Les personnes qui n’ont pas droit aux transports gratuits à Tallinn, parmi lesquelles les touristes, peuvent acquérir une Smartcard à 2 € et la créditer d’un ou plusieurs titres de transport. Elles ont également la possibilité d’acheter en ligne ou aux quelques distributeurs automatiques de titre de transport disponibles, un ou plusieurs tickets affichant un QR Code valables un an à partir de leur émission tant qu’ils n’ont pas été utilisés ou bien encore se servir de leur carte bancaire sans contact comme titre de transport. A l’instar des habitants de Tallinn, les personnes non bénéficiaires de la gratuité doivent valider leur voyage en passant leur Smarcard devant un valideur embarqué, ou en présentant le QR Code de leur titre de transport devant un lecteur de QR Code dédié équipant un valideur embarqué, ou bien encore en passant leur carte bancaire sans contact devant un valideur embarqué idoine. La ou les correspondances dans l’heure de la première validation sont possibles, mais il ne faut pas omettre de valider son titre de transport à chaque montée que ce soit avec une Smartcard, un ticket arborant un QR code ou une carte bancaire.
Au moment de leur départ, les touristes peuvent se dessaisir de leur Smartcard en bon état à la gare ferroviaire principale, au terminal portuaire ou bien encore à l’aéroport international dans un R-Kiosk et obtenir le remboursement des 2 € acquittés au moment de son achat et éventuellement le remboursement jusqu’à concurrence de 20 € des voyages non débités.
Dix ans après l’instauration de la gratuité des transports au profit des habitants de Tallinn force est de constater que cette mesure n’a pas remis en cause la prédominance de la voiture et n’est pas mise en œuvre comme moyen de limitation de la congestion automobile, de plus ils s’est avéré qu’une bonne partie des usagers des transports en commun voyageant gratuitement s’adonne moins à la marche à pied.
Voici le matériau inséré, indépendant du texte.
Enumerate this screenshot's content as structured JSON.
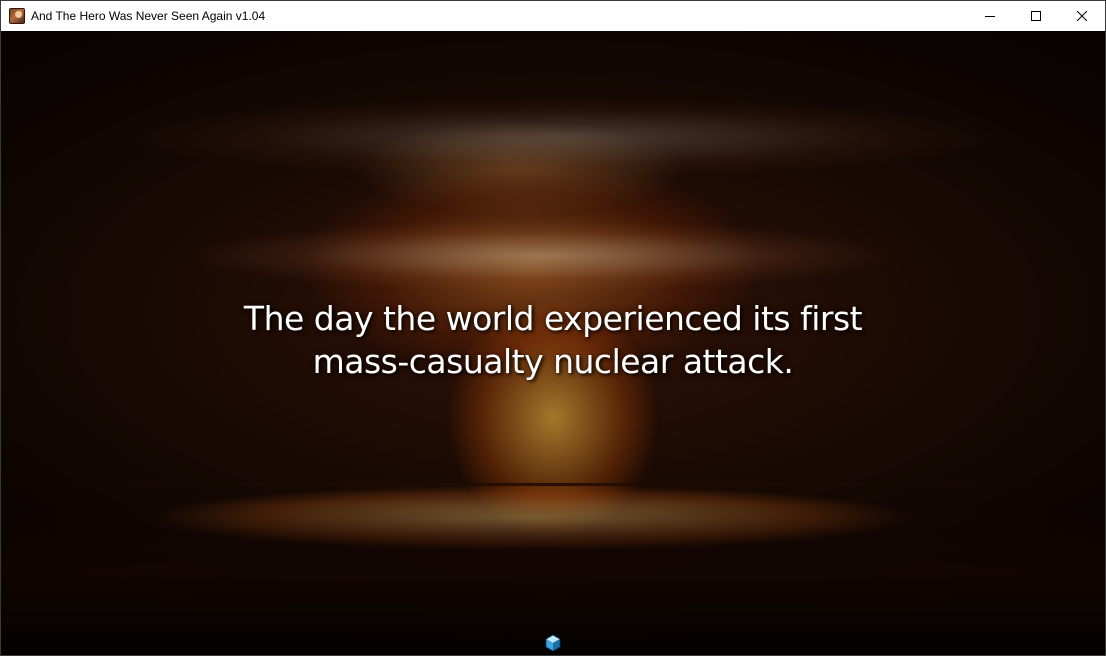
{
  "window": {
    "title": "And The Hero Was Never Seen Again v1.04",
    "app_icon": "game-portrait-icon",
    "controls": [
      "minimize-icon",
      "maximize-icon",
      "close-icon"
    ]
  },
  "scene": {
    "background": "nuclear-mushroom-cloud",
    "caption": {
      "line1": "The day the world experienced its first",
      "line2": "mass-casualty nuclear attack."
    },
    "indicator_icon": "blue-cube-icon"
  },
  "colors": {
    "caption_text": "#ffffff",
    "titlebar_bg": "#ffffff",
    "cube_accent": "#3aa7e0"
  }
}
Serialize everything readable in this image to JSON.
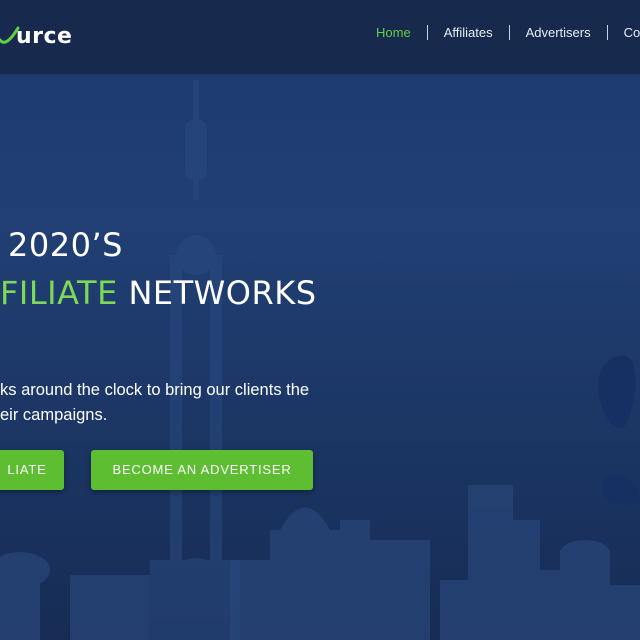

A Tallinn, le financement de la gratuité des transports est assuré par des fonds publics nationaux alloués en fonction du nombre d’habitants assujettis à l’impôt sur le revenu. Consécutivement à l’instauration de la gratuité, le nombre de résidents à Tallinn a bondi de 416 000 à 450 000 environ, de sorte que la perte de recettes a été plus que compensée par l’accroissement de la ressource fiscale. Cité dans un rapport sur la gratuité totale des transports collectifs mis en ligne sur le site du Sénat français, Allan Alaküla, chef de la représentation de Tallinn auprès de l’Union européenne, a insisté sur « la concurrence en matière fiscale » entre municipalités estoniennes car l’impôt sur le revenu est lié au lieu de la résidence de la personne. Même s’il ne s’agit donc pas de nouveaux résidents, mais de nouveaux déclarants, Tallinn constitue de ce point de vue un exemple intéressant : financement de la gratuité sur fonds publics nationaux mais au prix d’une iniquité manifeste entre collectivités, d’autant que, le système n’est pas bien intégré avec le réseau péri-urbain.